Le MDD UE constitue une base et un outil excellents pour intégrer les besoins et les exigences d’autres administrations présentes aux frontières. Il convient par ailleurs de s’attarder sur le déploiement d’un environnement de guichet unique au sein de l’UE. Le Conseil de l’Union, dans ses conclusions à ce sujet, a recommandé d’accélérer l’harmonisation des données exigées par les différentes autorités au niveau européen et national, sur la base des normes internationales existantes et dans la lignée des efforts de numérisation.
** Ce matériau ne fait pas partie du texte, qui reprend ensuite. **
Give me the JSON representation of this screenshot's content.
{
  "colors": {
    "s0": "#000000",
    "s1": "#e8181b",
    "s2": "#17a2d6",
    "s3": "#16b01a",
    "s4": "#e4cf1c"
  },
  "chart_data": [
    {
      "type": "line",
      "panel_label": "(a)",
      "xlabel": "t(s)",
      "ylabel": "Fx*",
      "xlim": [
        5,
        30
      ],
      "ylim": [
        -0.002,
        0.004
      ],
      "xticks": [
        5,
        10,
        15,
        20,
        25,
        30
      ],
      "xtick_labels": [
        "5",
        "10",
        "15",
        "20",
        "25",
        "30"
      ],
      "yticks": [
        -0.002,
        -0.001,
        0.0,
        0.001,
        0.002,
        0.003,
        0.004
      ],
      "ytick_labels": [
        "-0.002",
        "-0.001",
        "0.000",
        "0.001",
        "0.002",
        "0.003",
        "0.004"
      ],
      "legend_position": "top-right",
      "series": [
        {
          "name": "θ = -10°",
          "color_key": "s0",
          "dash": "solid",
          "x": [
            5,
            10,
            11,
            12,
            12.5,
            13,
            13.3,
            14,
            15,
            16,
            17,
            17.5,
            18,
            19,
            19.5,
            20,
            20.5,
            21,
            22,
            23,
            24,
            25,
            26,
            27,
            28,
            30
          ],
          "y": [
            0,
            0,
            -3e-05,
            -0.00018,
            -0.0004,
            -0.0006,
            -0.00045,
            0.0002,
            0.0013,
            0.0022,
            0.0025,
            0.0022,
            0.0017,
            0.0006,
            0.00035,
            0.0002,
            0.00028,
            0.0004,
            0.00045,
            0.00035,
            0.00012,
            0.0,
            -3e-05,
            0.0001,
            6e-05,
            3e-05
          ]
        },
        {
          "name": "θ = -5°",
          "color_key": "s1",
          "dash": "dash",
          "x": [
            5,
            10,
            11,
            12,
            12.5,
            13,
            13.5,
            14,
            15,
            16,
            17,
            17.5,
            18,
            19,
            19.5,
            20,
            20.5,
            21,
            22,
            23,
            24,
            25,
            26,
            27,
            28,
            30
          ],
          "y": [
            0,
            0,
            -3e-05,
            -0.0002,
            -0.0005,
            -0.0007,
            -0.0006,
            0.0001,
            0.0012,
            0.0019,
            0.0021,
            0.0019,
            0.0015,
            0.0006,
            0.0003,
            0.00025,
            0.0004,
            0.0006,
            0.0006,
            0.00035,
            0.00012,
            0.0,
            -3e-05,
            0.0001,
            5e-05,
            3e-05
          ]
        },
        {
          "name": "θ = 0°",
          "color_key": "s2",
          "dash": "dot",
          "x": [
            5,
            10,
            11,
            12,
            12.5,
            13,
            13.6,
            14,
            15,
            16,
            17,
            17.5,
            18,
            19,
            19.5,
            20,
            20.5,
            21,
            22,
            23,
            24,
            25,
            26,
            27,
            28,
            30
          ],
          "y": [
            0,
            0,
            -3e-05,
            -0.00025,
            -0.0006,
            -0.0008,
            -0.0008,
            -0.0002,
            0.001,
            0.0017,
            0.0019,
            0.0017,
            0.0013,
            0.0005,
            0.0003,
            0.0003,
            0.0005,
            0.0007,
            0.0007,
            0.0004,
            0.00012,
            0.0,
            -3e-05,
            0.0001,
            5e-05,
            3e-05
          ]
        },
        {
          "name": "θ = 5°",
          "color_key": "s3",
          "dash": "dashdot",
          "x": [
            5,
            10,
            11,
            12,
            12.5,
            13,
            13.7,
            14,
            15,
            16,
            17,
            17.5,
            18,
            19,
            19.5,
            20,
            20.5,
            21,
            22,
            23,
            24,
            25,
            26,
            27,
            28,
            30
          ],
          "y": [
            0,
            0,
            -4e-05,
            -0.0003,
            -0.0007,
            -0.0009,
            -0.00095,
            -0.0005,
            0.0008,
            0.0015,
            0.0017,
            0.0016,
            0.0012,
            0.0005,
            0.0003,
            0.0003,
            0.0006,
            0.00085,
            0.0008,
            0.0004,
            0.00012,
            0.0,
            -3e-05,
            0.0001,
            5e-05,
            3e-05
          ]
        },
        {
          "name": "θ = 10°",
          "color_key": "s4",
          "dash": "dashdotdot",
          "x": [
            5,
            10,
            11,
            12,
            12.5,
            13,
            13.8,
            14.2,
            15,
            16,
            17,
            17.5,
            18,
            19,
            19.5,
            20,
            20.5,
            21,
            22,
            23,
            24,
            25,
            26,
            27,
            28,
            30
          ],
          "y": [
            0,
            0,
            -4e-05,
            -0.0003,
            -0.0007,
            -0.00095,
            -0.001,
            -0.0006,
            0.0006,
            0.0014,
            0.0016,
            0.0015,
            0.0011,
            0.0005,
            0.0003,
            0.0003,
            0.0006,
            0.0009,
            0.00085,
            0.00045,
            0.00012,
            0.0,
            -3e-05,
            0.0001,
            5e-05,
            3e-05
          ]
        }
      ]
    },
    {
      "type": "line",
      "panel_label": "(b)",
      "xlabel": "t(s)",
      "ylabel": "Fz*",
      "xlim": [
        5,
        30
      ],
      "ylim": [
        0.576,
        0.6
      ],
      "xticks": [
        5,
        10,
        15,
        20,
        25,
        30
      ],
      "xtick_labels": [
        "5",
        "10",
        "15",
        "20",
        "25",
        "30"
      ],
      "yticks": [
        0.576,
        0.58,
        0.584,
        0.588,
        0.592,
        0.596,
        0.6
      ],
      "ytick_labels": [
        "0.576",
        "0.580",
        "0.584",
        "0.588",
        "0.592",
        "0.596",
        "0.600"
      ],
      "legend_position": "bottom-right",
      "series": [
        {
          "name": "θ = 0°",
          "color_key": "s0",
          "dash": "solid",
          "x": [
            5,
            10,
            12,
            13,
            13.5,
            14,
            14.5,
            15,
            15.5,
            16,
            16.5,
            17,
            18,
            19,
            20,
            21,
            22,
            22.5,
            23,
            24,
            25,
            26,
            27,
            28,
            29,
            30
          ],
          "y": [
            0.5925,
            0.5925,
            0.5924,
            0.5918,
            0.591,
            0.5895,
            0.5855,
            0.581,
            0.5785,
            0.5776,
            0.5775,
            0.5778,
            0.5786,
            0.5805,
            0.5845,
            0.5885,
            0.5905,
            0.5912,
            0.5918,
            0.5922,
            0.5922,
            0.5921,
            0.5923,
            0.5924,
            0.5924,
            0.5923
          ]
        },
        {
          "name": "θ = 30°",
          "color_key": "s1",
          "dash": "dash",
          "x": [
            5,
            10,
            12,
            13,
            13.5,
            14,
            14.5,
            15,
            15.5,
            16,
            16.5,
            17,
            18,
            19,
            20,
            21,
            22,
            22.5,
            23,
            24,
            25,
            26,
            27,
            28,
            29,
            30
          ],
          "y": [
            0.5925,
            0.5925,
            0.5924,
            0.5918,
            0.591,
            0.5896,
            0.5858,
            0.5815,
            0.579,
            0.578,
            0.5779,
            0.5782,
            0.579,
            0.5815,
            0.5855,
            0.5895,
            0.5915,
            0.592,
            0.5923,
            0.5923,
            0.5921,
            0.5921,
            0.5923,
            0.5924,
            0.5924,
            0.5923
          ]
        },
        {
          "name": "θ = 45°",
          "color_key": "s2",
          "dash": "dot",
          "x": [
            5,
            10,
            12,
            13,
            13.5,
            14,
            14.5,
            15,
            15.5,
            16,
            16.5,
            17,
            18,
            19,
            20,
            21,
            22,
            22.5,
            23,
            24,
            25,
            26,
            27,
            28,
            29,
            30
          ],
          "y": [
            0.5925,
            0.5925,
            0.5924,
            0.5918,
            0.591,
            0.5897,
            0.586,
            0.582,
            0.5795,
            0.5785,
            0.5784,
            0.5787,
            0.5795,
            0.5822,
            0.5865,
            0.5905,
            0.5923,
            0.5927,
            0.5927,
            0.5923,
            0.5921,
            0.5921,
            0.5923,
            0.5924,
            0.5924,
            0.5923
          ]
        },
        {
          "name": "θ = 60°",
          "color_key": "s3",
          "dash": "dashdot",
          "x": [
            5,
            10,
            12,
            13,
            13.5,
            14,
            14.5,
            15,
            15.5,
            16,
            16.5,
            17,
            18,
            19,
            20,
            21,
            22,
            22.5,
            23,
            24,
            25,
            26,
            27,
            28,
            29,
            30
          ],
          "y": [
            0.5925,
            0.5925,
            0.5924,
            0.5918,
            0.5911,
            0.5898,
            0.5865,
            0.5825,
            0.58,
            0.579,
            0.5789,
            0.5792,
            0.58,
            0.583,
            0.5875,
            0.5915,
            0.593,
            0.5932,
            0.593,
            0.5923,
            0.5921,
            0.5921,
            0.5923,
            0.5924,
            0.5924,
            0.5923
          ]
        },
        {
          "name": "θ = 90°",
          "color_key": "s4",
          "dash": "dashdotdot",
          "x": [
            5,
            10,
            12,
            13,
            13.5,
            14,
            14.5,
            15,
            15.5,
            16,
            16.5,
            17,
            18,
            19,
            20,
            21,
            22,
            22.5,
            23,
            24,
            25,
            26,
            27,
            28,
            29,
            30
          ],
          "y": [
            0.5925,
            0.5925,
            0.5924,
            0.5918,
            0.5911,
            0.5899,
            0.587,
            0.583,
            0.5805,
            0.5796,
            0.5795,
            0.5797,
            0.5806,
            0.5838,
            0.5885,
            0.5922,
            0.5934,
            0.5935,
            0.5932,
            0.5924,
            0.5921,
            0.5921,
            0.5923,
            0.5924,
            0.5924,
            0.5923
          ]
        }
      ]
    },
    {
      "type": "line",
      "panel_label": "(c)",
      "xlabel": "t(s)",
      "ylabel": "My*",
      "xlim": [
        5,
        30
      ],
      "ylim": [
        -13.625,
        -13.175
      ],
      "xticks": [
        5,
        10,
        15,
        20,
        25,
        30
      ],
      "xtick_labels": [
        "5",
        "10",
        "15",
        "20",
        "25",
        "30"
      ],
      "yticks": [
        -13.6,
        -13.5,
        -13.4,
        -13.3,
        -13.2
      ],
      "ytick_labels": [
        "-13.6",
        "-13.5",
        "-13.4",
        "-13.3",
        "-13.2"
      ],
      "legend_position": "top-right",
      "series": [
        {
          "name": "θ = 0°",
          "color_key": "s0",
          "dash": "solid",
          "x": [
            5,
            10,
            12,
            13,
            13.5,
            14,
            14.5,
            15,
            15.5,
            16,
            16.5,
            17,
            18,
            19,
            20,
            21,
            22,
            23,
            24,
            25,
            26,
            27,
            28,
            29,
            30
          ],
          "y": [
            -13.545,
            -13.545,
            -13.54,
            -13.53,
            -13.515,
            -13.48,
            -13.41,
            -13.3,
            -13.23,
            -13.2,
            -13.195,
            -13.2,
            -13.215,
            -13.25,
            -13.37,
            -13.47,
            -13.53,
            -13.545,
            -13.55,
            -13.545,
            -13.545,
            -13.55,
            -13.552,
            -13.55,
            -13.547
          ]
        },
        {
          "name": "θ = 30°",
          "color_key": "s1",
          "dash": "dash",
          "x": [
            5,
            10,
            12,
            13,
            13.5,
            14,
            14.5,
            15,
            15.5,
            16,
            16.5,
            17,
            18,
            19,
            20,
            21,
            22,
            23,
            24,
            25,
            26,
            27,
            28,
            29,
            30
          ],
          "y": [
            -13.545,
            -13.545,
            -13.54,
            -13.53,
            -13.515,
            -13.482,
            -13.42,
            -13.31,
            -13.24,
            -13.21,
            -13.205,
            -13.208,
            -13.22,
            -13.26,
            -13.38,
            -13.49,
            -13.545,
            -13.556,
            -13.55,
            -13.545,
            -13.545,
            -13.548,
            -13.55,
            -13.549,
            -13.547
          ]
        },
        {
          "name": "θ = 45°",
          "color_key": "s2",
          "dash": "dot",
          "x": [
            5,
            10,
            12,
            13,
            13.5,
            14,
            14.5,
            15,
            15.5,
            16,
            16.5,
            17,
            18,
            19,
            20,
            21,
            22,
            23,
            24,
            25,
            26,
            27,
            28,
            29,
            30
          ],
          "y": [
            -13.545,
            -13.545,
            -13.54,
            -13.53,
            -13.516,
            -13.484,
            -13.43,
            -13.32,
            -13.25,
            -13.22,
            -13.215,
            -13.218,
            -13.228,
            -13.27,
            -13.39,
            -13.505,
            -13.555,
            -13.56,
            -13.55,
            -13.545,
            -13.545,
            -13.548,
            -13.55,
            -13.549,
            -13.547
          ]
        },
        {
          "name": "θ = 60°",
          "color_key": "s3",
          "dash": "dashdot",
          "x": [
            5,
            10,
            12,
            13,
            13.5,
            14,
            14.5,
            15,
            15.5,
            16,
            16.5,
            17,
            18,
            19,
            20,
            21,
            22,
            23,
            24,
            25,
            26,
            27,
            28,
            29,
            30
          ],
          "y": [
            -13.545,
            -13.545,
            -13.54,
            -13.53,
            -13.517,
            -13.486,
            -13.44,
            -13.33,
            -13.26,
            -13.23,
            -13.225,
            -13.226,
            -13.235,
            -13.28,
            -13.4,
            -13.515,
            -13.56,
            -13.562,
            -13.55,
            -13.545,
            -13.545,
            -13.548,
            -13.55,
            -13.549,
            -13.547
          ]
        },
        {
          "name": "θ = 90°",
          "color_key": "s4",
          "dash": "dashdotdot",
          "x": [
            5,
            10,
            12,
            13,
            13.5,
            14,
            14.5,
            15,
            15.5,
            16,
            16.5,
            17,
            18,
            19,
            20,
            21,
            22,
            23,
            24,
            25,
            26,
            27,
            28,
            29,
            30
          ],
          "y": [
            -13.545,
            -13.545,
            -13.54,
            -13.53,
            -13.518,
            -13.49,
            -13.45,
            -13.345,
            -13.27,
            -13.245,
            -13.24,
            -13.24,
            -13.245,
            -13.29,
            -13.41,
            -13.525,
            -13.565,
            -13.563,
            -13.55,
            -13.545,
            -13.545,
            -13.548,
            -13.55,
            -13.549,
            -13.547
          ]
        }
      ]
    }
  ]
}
Il s’agira de :

  • réutiliser et personnaliser le MD OMD dans la lignée des besoins des administrations associées présentes aux frontières, et ce afin d’établir un environnement de guichet unique douanier fonctionnel.
  • déployer des systèmes adaptés au niveau national en combinaison avec les personnalisations mentionnées ci-dessus, tout en garantissant la compatibilité avec le MD OMD et le MDD UE, l’objectif étant de permettre aux administrations d’adapter le MDD UE à leurs propres spécificités nationales qui ne sont pas prévues dans le droit européen et, par conséquent, ne figurent pas dans le MDD UE. Un exemple évident sont les idiosyncrasies nationales au niveau fiscal et notamment des accises, qui peuvent différer d’un État membre à l’autre.
  • inclure les exigences des autres services présents aux frontières à travers la soumission de demandes de modification de données à l’EPMD et au SCI de l’OMD.

Parallèlement, il est envisagé d’explorer d’autres opportunités de coopération avec les opérateurs économiques concernant l’utilisation du MDD UE pour des projets de rationalisation et d’automatisation qui devraient encore faciliter et harmoniser l’échange d’informations entre les douanes et les opérateurs économiques.

Parmi de tels projets figurent l’outil d’exploitation des données pour le système « Surveillance 2+ » qui assure la collecte des données dans le cadre de la supervision des opérations d’importation et d’exportation, le système des Renseignements tarifaires contraignants (RTC) qui inclut une base de données de toutes les demandes de RTC, ou encore le Système central / Données de référence (système CS-RD2) qui constitue le fondement de l’utilisation des codes communs dans l’environnement plurilingue de l’UE.

De cette façon, la douane améliorera considérablement son rôle tant en matière de facilitation que de contrôle des échanges. Par ailleurs, l’amélioration de l’interopérabilité – grâce à une meilleure intégration des données tout au long de la chaîne logistique – et de la qualité des données qui découlera du MDD UE rendra la gestion des risques plus efficace.